La dalle de béton gris coulée pour les fondations est tout ce qui reste d’intact – fosse curieusement réduite avec un moignon d’escalier de bois qui ne va plus nulle part. La grosse pompe à chaleur Trane est toujours là, baignant désormais dans un marigot. Mais tout le contenu du « sous-sol », bicyclettes, malles, vieux uniformes, générations de chaussures, racks à bouteilles, valises crevées venant d’un père, innombrables caisses de bazar qu’on aurait dû jeter depuis des siècles, tout ça a été avalé et recraché sur le champ d’un cultivateur, à Lakehurst ; on le retrouvera, on le restituera peut-être, ou bien alors on le mettra au musée pour commémorer la terrible puissance de mère nature quand elle se met en tête de vous faire chier.

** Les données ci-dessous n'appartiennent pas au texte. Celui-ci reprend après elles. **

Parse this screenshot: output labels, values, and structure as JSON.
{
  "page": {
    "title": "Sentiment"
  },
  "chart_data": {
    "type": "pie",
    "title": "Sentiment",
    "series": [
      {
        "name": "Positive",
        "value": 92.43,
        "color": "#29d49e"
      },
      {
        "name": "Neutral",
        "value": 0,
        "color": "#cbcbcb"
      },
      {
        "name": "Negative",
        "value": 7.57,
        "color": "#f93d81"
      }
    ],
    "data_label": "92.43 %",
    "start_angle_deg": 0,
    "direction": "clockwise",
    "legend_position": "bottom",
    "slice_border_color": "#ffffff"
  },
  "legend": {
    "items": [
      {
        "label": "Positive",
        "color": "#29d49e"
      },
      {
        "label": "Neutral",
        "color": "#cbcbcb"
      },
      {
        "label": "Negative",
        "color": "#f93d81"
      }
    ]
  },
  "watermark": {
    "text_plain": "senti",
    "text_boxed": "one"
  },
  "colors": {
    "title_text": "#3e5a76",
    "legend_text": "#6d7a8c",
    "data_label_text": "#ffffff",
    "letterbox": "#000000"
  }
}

Les quatre autres maisons de la rue ont disparu corps et biens, ne laissant derrière elles que des caves vides, comme mon ancien logis. Mais depuis qu’elles ont libéré l’espace, une jolie perspective s’est reconfigurée ; revoici l’océan et la plage tels qu’en eux-mêmes, depuis des temps immémoriaux. On aperçoit un pêcheur solitaire chaussé de cuissardes qui jette le fil de sa longue canne dans la marée montante, pour attraper des bars rayés. Il porte un gros pull tricoté, des gants épais et un bonnet orange de l’armée ; ça n’a pas l’air de mordre. Là-bas au large, entre la terre et le banc de brouillard, à une distance incommensurable depuis ma position au volant, un grand paquebot de croisière blanc – un douze-ponts paresseux – se détache, immobile, sur le gris. C’est le Carnival, le Princess ou le Norwegian, l’un des trois.